The Federal Trade Commission announced that Iconix Brand Group, Inc. will pay a $250,000 civil penalty to settle charges “that it violated the Children’s Online Privacy Protection Act (COPPA) and the FTC’s COPPA Rule by knowingly collecting, using, or disclosing personal information from children online without first obtaining their parents’ permission.” The FTC said:
Since 2006, Iconix knowingly collected and stored personal information from approximately 1,000 children without first notifying their parents or obtaining parental consent, according to the FTC’s complaint. On one Web site, MyMuddWorld.com, Iconix also enabled girls to publicly share personal stories and photos online, according to the complaint. […]

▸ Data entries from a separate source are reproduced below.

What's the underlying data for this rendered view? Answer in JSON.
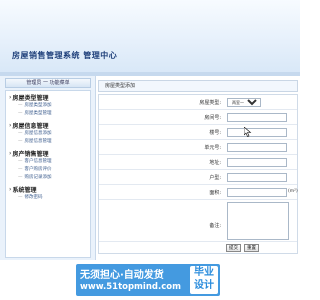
{
  "header": {
    "title": "房屋销售管理系统  管理中心"
  },
  "sidebar": {
    "heading": "管理员  一 功能菜单",
    "groups": [
      {
        "title": "房屋类型管理",
        "items": [
          "房屋类型添加",
          "房屋类型管理"
        ]
      },
      {
        "title": "房屋信息管理",
        "items": [
          "房屋信息添加",
          "房屋信息管理"
        ]
      },
      {
        "title": "房产销售管理",
        "items": [
          "客户信息管理",
          "客户购房评价",
          "购房记录添加"
        ]
      },
      {
        "title": "系统管理",
        "items": [
          "修改密码"
        ]
      }
    ]
  },
  "form": {
    "heading": "房屋类型添加",
    "fields": {
      "type": {
        "label": "房屋类型:",
        "value": "两室一厅"
      },
      "house_no": {
        "label": "房间号:",
        "value": ""
      },
      "building": {
        "label": "楼号:",
        "value": ""
      },
      "unit": {
        "label": "单元号:",
        "value": ""
      },
      "address": {
        "label": "地址:",
        "value": ""
      },
      "orientation": {
        "label": "户型:",
        "value": ""
      },
      "area": {
        "label": "面积:",
        "value": "",
        "unit": "(m²)"
      },
      "note": {
        "label": "备注:",
        "value": ""
      }
    },
    "submit_label": "提交",
    "reset_label": "重置"
  },
  "watermark": {
    "line1": "无须担心·自动发货",
    "line2": "www.51topmind.com",
    "badge_top": "毕业",
    "badge_bottom": "设计"
  }
}
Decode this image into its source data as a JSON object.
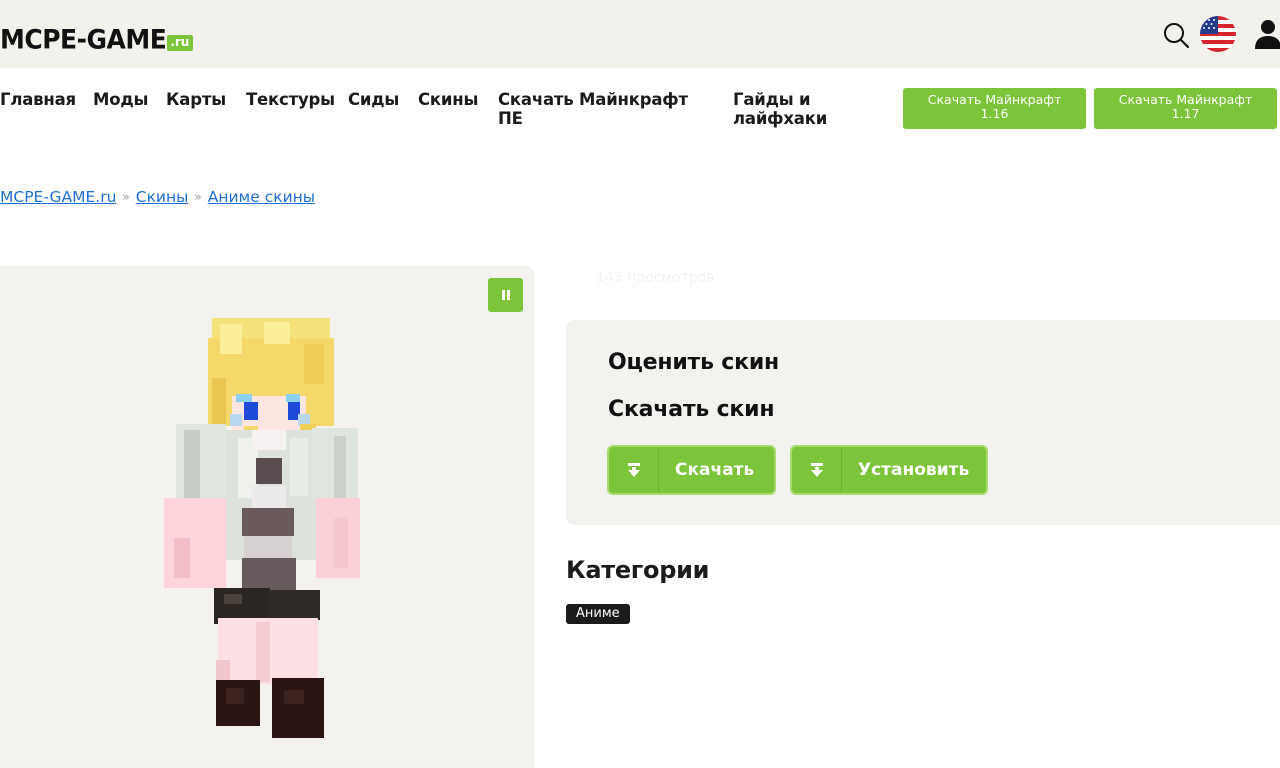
{
  "header": {
    "logo_text": "MCPE-GAME",
    "logo_suffix": ".ru"
  },
  "icons": {
    "search": "search-icon",
    "language": "us-flag-icon",
    "user": "user-icon",
    "pause": "pause-icon",
    "download": "download-icon"
  },
  "nav": {
    "items": [
      {
        "label": "Главная"
      },
      {
        "label": "Моды"
      },
      {
        "label": "Карты"
      },
      {
        "label": "Текстуры"
      },
      {
        "label": "Сиды"
      },
      {
        "label": "Скины"
      },
      {
        "label_line1": "Скачать Майнкрафт",
        "label_line2": "ПЕ"
      },
      {
        "label_line1": "Гайды и",
        "label_line2": "лайфхаки"
      }
    ],
    "buttons": [
      {
        "line1": "Скачать Майнкрафт",
        "line2": "1.16"
      },
      {
        "line1": "Скачать Майнкрафт",
        "line2": "1.17"
      }
    ]
  },
  "breadcrumb": {
    "items": [
      "MCPE-GAME.ru",
      "Скины",
      "Аниме скины"
    ],
    "separator": "»"
  },
  "preview": {
    "views_text": "143 просмотров"
  },
  "panel": {
    "rate_title": "Оценить скин",
    "download_title": "Скачать скин",
    "download_label": "Скачать",
    "install_label": "Установить"
  },
  "categories": {
    "title": "Категории",
    "tags": [
      "Аниме"
    ]
  },
  "colors": {
    "accent": "#7cc53a",
    "header_bg": "#f3f1ec",
    "panel_bg": "#f4f2ee",
    "link": "#1f6fd1",
    "dark": "#1b1b1b"
  }
}
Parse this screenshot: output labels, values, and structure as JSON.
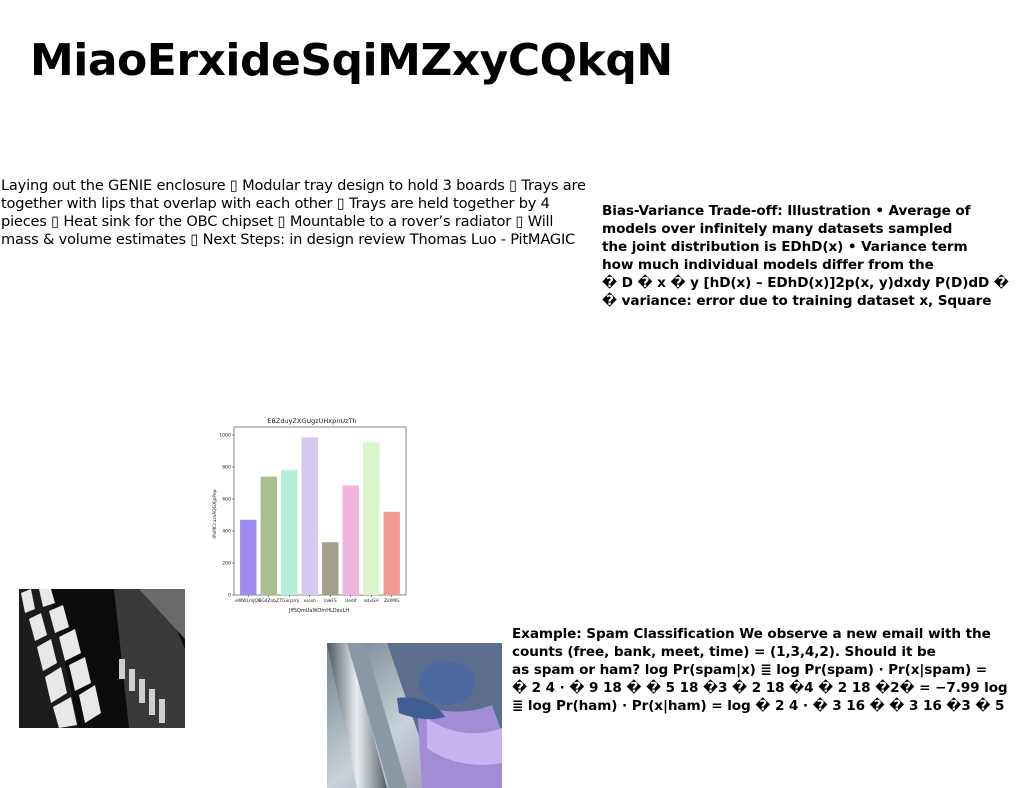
{
  "title": "MiaoErxideSqiMZxyCQkqN",
  "para_left": "Laying out the GENIE enclosure ▯ Modular tray design to hold 3 boards ▯ Trays are together with lips that overlap with each other ▯ Trays are held together by 4 pieces ▯ Heat sink for the OBC chipset ▯ Mountable to a rover’s radiator ▯ Will mass & volume estimates ▯ Next Steps: in design review Thomas Luo - PitMAGIC",
  "para_right": {
    "lines": [
      "Bias-Variance Trade-off: Illustration • Average of",
      "models over infinitely many datasets sampled",
      "the joint distribution is EDhD(x) • Variance term",
      "how much individual models differ from the",
      "� D � x � y [hD(x) – EDhD(x)]2p(x, y)dxdy P(D)dD �",
      "� variance: error due to training dataset x, Square"
    ]
  },
  "para_spam": {
    "lines": [
      "Example: Spam Classification We observe a new email with the",
      "counts (free, bank, meet, time) = (1,3,4,2). Should it be",
      "as spam or ham? log Pr(spam|x) ≣ log Pr(spam) · Pr(x|spam) =",
      "� 2 4 · � 9 18 � � 5 18 �3 � 2 18 �4 � 2 18 �2� = −7.99 log",
      "≣ log Pr(ham) · Pr(x|ham) = log � 2 4 · � 3 16 � � 3 16 �3 � 5"
    ]
  },
  "chart_data": {
    "type": "bar",
    "title": "EBZduyZXGUgzUHxpnUzTh",
    "xlabel": "JffSQmUaWOmHLDexLH",
    "ylabel": "IPaMCcuzsAQGXJpPep",
    "categories": [
      "eWWLmJQG",
      "bGdZnbZ",
      "TGarjzmj",
      "xssxh",
      "iawFS",
      "Uedif",
      "advGH",
      "ZsXMG"
    ],
    "values": [
      470,
      740,
      780,
      985,
      330,
      685,
      955,
      520
    ],
    "colors": [
      "#9f8bf0",
      "#a9bf8f",
      "#b5f0da",
      "#d5c9f0",
      "#a39f8a",
      "#efb5df",
      "#dbf5cf",
      "#f3998f"
    ],
    "ylim": [
      0,
      1050
    ],
    "yticks": [
      0,
      200,
      400,
      600,
      800,
      1000
    ],
    "grid": false
  },
  "images": {
    "building_photo": "black-and-white-building-photo",
    "figure_photo": "purple-figure-photo"
  }
}
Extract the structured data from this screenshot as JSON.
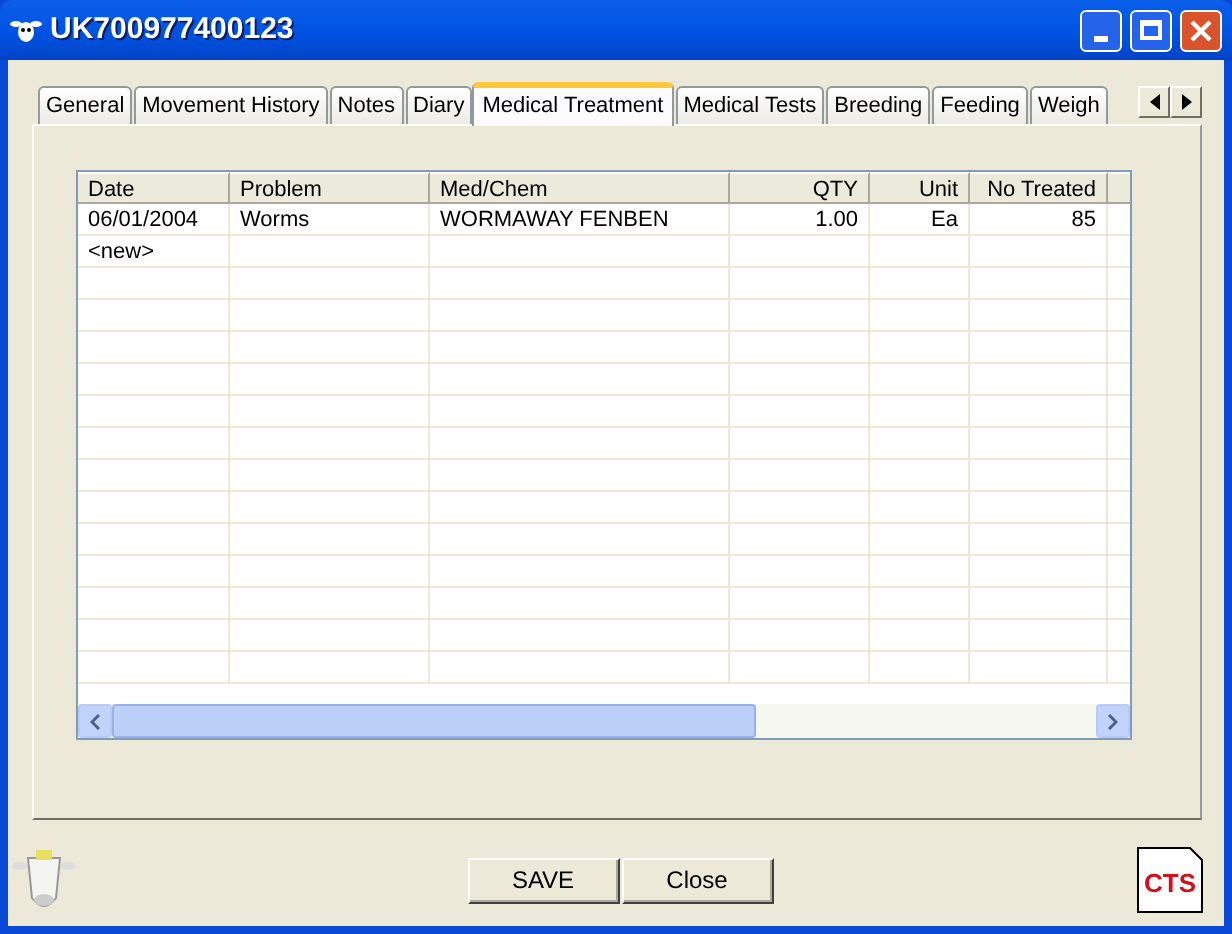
{
  "window": {
    "title": "UK700977400123"
  },
  "tabs": [
    {
      "label": "General",
      "selected": false
    },
    {
      "label": "Movement History",
      "selected": false
    },
    {
      "label": "Notes",
      "selected": false
    },
    {
      "label": "Diary",
      "selected": false
    },
    {
      "label": "Medical Treatment",
      "selected": true
    },
    {
      "label": "Medical Tests",
      "selected": false
    },
    {
      "label": "Breeding",
      "selected": false
    },
    {
      "label": "Feeding",
      "selected": false
    },
    {
      "label": "Weigh",
      "selected": false
    }
  ],
  "table": {
    "columns": [
      "Date",
      "Problem",
      "Med/Chem",
      "QTY",
      "Unit",
      "No Treated"
    ],
    "rows": [
      [
        "06/01/2004",
        "Worms",
        "WORMAWAY FENBEN",
        "1.00",
        "Ea",
        "85"
      ]
    ],
    "new_row": "<new>"
  },
  "buttons": [
    "SAVE",
    "Close"
  ],
  "logo": "CTS"
}
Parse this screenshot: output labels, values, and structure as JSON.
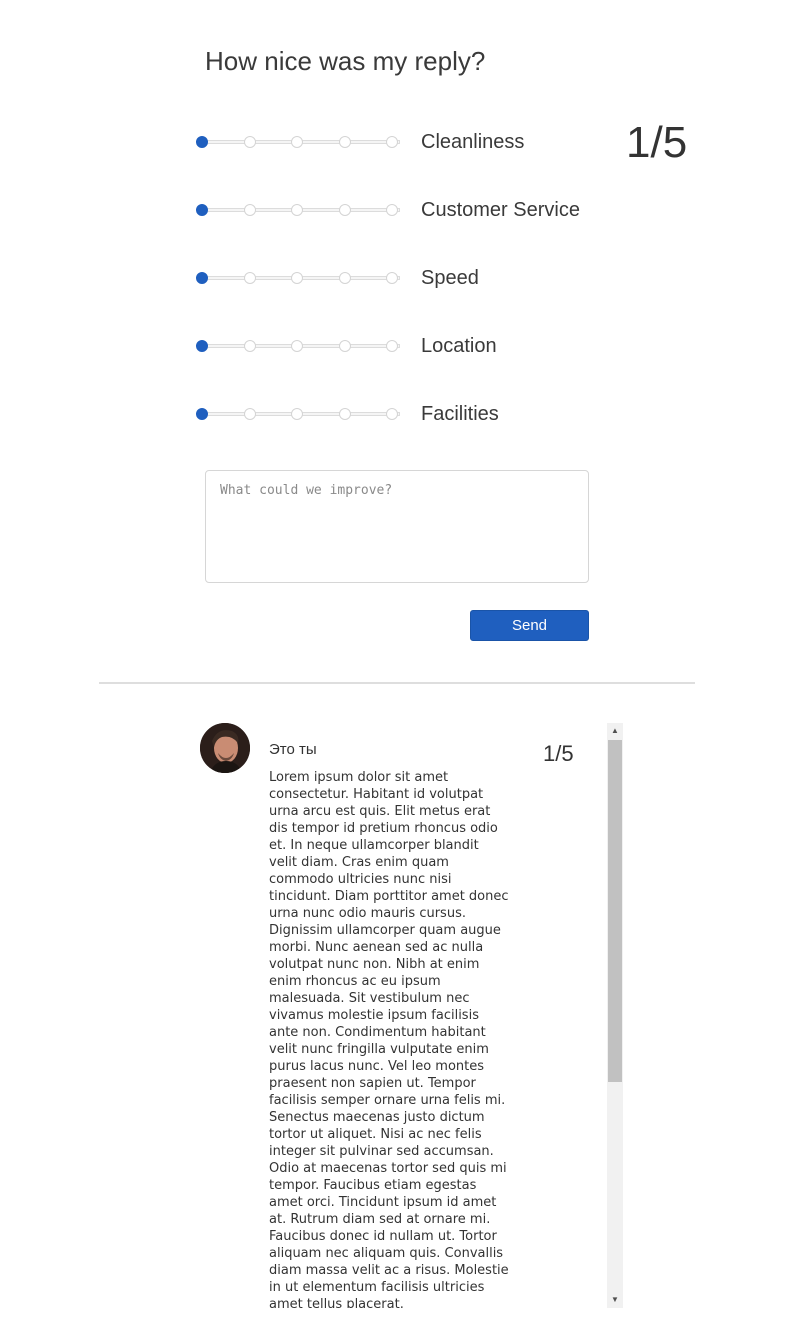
{
  "survey": {
    "title": "How nice was my reply?",
    "overall_score": "1/5",
    "ratings": [
      {
        "label": "Cleanliness",
        "value": 1,
        "max": 5
      },
      {
        "label": "Customer Service",
        "value": 1,
        "max": 5
      },
      {
        "label": "Speed",
        "value": 1,
        "max": 5
      },
      {
        "label": "Location",
        "value": 1,
        "max": 5
      },
      {
        "label": "Facilities",
        "value": 1,
        "max": 5
      }
    ],
    "feedback_placeholder": "What could we improve?",
    "feedback_value": "",
    "send_label": "Send"
  },
  "review": {
    "author": "Это ты",
    "score": "1/5",
    "text": "Lorem ipsum dolor sit amet consectetur. Habitant id volutpat urna arcu est quis. Elit metus erat dis tempor id pretium rhoncus odio et. In neque ullamcorper blandit velit diam. Cras enim quam commodo ultricies nunc nisi tincidunt. Diam porttitor amet donec urna nunc odio mauris cursus. Dignissim ullamcorper quam augue morbi. Nunc aenean sed ac nulla volutpat nunc non. Nibh at enim enim rhoncus ac eu ipsum malesuada. Sit vestibulum nec vivamus molestie ipsum facilisis ante non. Condimentum habitant velit nunc fringilla vulputate enim purus lacus nunc. Vel leo montes praesent non sapien ut. Tempor facilisis semper ornare urna felis mi. Senectus maecenas justo dictum tortor ut aliquet. Nisi ac nec felis integer sit pulvinar sed accumsan. Odio at maecenas tortor sed quis mi tempor. Faucibus etiam egestas amet orci. Tincidunt ipsum id amet at. Rutrum diam sed at ornare mi. Faucibus donec id nullam ut. Tortor aliquam nec aliquam quis. Convallis diam massa velit ac a risus. Molestie in ut elementum facilisis ultricies amet tellus placerat."
  },
  "colors": {
    "accent": "#1f5fbf",
    "track": "#f5f5f5",
    "divider": "#dedede"
  }
}
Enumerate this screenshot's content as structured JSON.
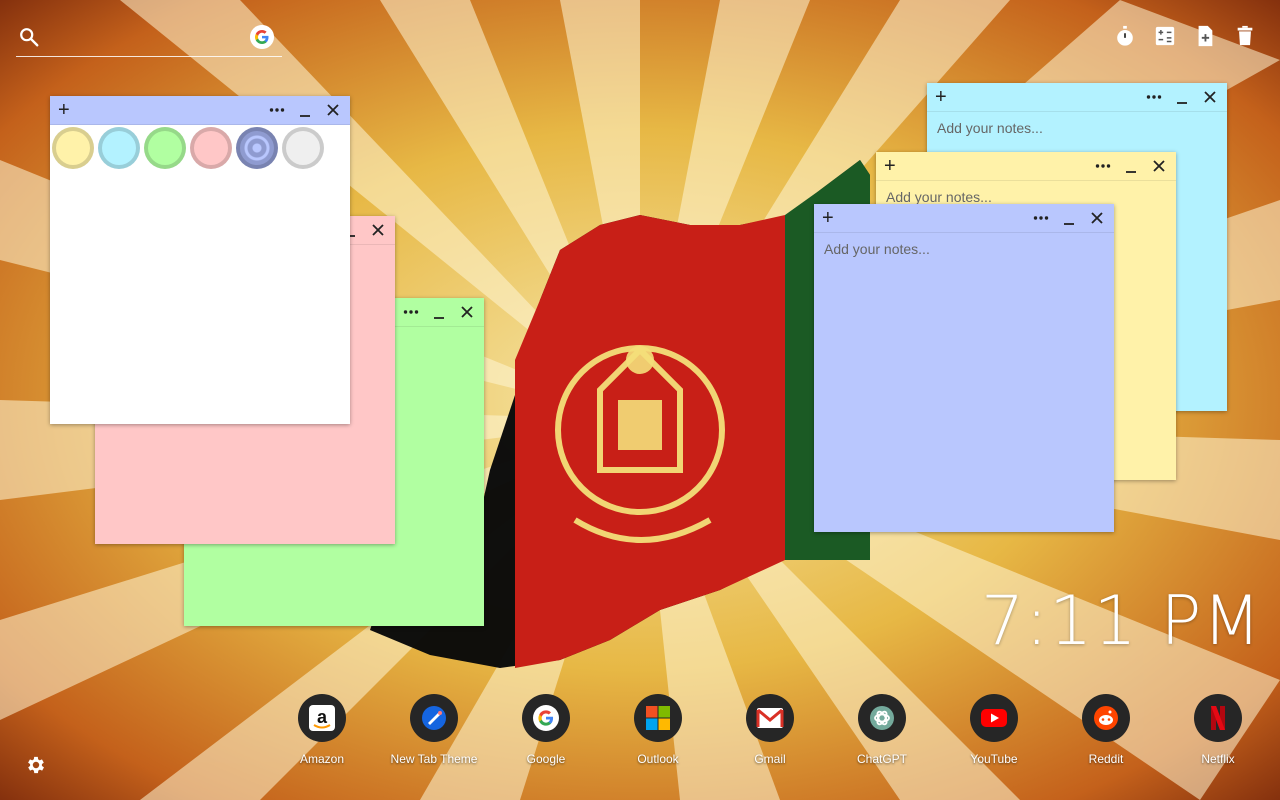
{
  "search": {
    "placeholder": ""
  },
  "clock": {
    "time": "7:11 PM"
  },
  "notes": {
    "placeholder": "Add your notes...",
    "colors": {
      "white": "#ffffff",
      "pink": "#ffc7c7",
      "green": "#b1ffa1",
      "blue": "#b9c7fe",
      "yellow": "#fff2a9",
      "cyan": "#b3f2ff"
    },
    "palette": [
      {
        "name": "yellow",
        "color": "#fff2a9"
      },
      {
        "name": "cyan",
        "color": "#b3f2ff"
      },
      {
        "name": "green",
        "color": "#b1ffa1"
      },
      {
        "name": "pink",
        "color": "#ffc7c7"
      },
      {
        "name": "blue",
        "color": "#9aa4d6"
      },
      {
        "name": "white",
        "color": "#efefef"
      }
    ]
  },
  "dock": [
    {
      "label": "Amazon",
      "icon": "amazon-icon"
    },
    {
      "label": "New Tab Theme",
      "icon": "new-tab-theme-icon"
    },
    {
      "label": "Google",
      "icon": "google-icon"
    },
    {
      "label": "Outlook",
      "icon": "outlook-icon"
    },
    {
      "label": "Gmail",
      "icon": "gmail-icon"
    },
    {
      "label": "ChatGPT",
      "icon": "chatgpt-icon"
    },
    {
      "label": "YouTube",
      "icon": "youtube-icon"
    },
    {
      "label": "Reddit",
      "icon": "reddit-icon"
    },
    {
      "label": "Netflix",
      "icon": "netflix-icon"
    }
  ]
}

The federal Children’s Online Privacy Protection Act (COPPA) seeks to protect children from online marketing techniques that are invasive and that their parents do not know of nor consent to. COPPA sets out regulations on the collection, access to and use of personal data by Web sites that are targeted to children (under age 13).
COPPA does not apply to Web sites that are not targeted specifically toward children. However, such general-audience sites must follow the COPPA regulations if they have specific sections for children or actual knowledge of children using their site (and therefore that they are collecting data from children). The Act also applies to international Web sites that are directed at children in the United States. Privacy Rights Clearinghouse has a good page on children’s online privacy.